Воин, кроме денежной платы должен получать также и моральный стимул, каждый воин должен ощущать на себе пристальный взгляд своего начальника. Я знаю каждого из своих старых воинов, к каждому из них я обращаюсь по имени. Думаю, что со времен сотворения мира, не было такого полководца, который бы знал и мог назвать всех своих воинов по их именам, разве что в ходе войн, когда утверждалась религия ислам, и то потому что численность отрядов тогда не превышала семисот-восьмисот человек. Тот воин, к которому я обратился по имени понимает это как то, что я знаю его, ценю его и это стимулирует его биться в сражении с большим энтузиазмом и усердием и тем более знает, что его усердие не останется без должного вознаграждения.

Все управители городов и областей моего царства назначены из числа моих старых воинов, потому что они добросовестно бились в сражениях и я повышал их в должности, наделял их властью, тиулем (поместье, пожалованное в пожизненное пользование) и своим сыновьям наказал, чтобы после моей смерти отношение к тем воинам не менялось, что желая сохранить свою власть, они должны проявлять постоянную заботу о простых воинах и их начальниках.

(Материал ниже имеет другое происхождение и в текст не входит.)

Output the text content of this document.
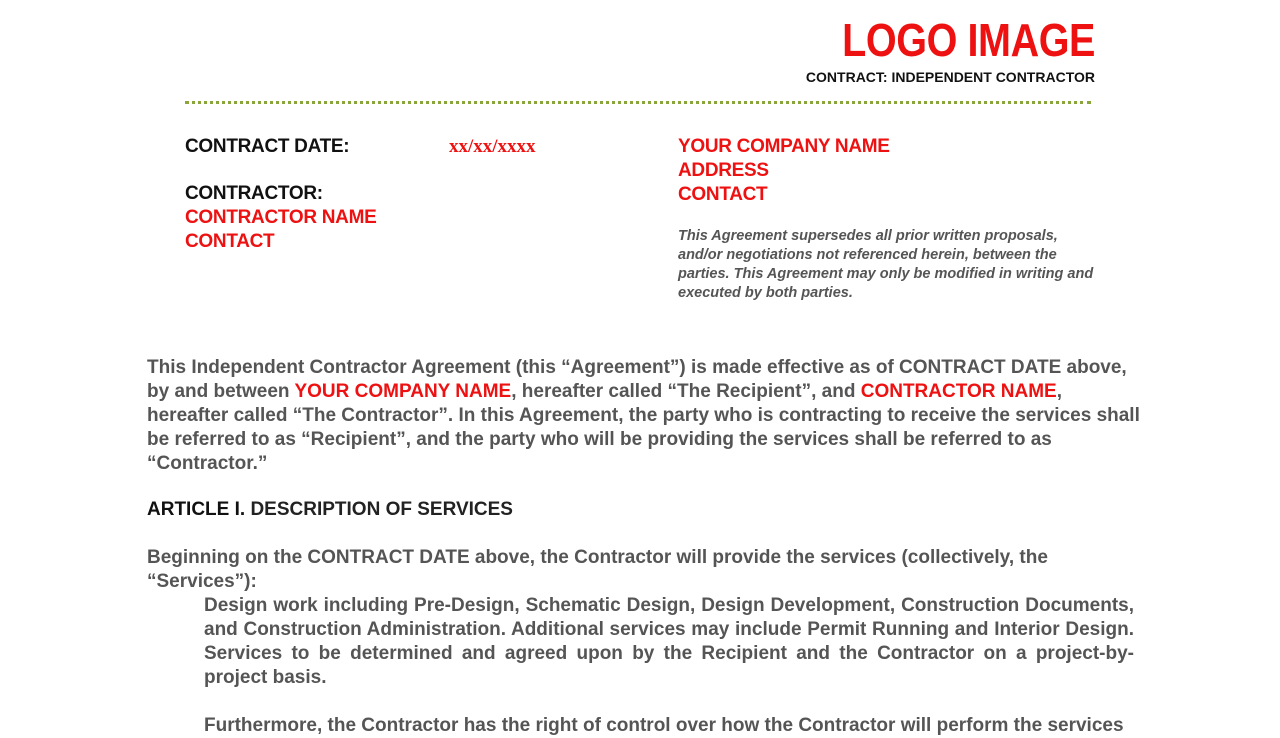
LOGO IMAGE
CONTRACT: INDEPENDENT CONTRACTOR
CONTRACT DATE:	xx/xx/xxxx
CONTRACTOR:
CONTRACTOR NAME
CONTACT
YOUR COMPANY NAME
ADDRESS
CONTACT
This Agreement supersedes all prior written proposals, and/or negotiations not referenced herein, between the parties. This Agreement may only be modified in writing and executed by both parties.
This Independent Contractor Agreement (this “Agreement”) is made effective as of CONTRACT DATE above, by and between YOUR COMPANY NAME, hereafter called “The Recipient”, and CONTRACTOR NAME, hereafter called “The Contractor”. In this Agreement, the party who is contracting to receive the services shall be referred to as “Recipient”, and the party who will be providing the services shall be referred to as “Contractor.”
ARTICLE I. DESCRIPTION OF SERVICES
Beginning on the CONTRACT DATE above, the Contractor will provide the services (collectively, the “Services”):
Design work including Pre-Design, Schematic Design, Design Development, Construction Documents, and Construction Administration. Additional services may include Permit Running and Interior Design. Services to be determined and agreed upon by the Recipient and the Contractor on a project-by-project basis.
Furthermore, the Contractor has the right of control over how the Contractor will perform the services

В пылу схватки, я вдруг услышал знакомый голос, кричавший: «О, эмир, что ты делаешь? Зачем ты не садишься на коня?» Я узнал голос Низамуддина, своего летописца и переспросил: «О чем ты говоришь?» Низамуддин крикнул: «О, эмир, понимаешь ли ты, что делаешь и какой опасности себя подвергаешь?» Я крикнул в ответ: «Что ты предлагаешь?» он сказал: «О, эмир, я привел для тебя коня, садись же на него!» Я не отводя взгляда от идущего сражения, отступил назад, поднял забрало своего шлема и Низамуддин сказал: «О эмир, ты сегодня совершил то, чего не совершали ни Афросиаб, ни Рустам… Посмотри на себя… Ты выглядишь словно искупался в водоеме, полном крови!»

Я бросил взгляд на свои ноги, живот и грудь и увидел, что весь я покрыт кровью, свежей, которая забрызгала старую, уже спекшуюся. Летописец сказал: «Я никогда не слышал и не читал, чтобы отыскался такой храбрец, который мог бы в течении столь долгого времени в одиночку биться в тысячью врагов!» Я ответил: «Низамуддин! Не преувеличивай мою отвагу, ибо я дрался не один, мои конники постоянно следили за обстановкой вокруг меня и не позволяли врагам окружать меня. Кроме того, на мне надета броня и я неуязвим для ударов сабель, копий и стрел. Кроме того, против меня бились новички, не владеющие навыками боевого искусства и сам стиль сражения показывает их равнодушное и безразличное отношение к вероятному исходу сражения. Если бы не все это, вряд ли я бы выбрался живым из этой схватки».

Низамуддин сказал: «О, эмир, взбирайся на лошадь, чтобы скорее увидеть одержанную тобой победу, так как я предвижу, что твоя победа близка». Я хотел вложить свою саблю в ножны, но не сумел этого сделать, потому что лезвие было покрыто таким слоем запекшейся крови, что не входило в ножны. Я протянул клинок Низамуддину и сказал: «Подержи его». Он спросил: «О, эмир, не желаешь ли ты, чтобы клинок помыли?» Я сказал: «Да, почистите его». После чего, я вскочил на коня, не выпуская из рук секиры, которую я удерживал с помощью ремешка, обмотанного вокруг кисти, сказал: «Низамуддин, ты принес мне благую весть о том, что меня вскорости ожидает победа, и за это ты должен удостоиться вознаграждения. Поскольку я знаю, что тебе нравятся черноглазые красавицы Шираза и поэтому, после нашего вступления в тот город, я дам тебе право выбрать для себя десять красивейших из них и быть их обладателем». Низамуддин ответил: «О, эмир, мне уже немало лет, поэтому десять ширазских красавиц для меня это слишком много». Я ответил: «Я назвал наибольшее число, ты же выбери столько, сколько тебе окажется под силу».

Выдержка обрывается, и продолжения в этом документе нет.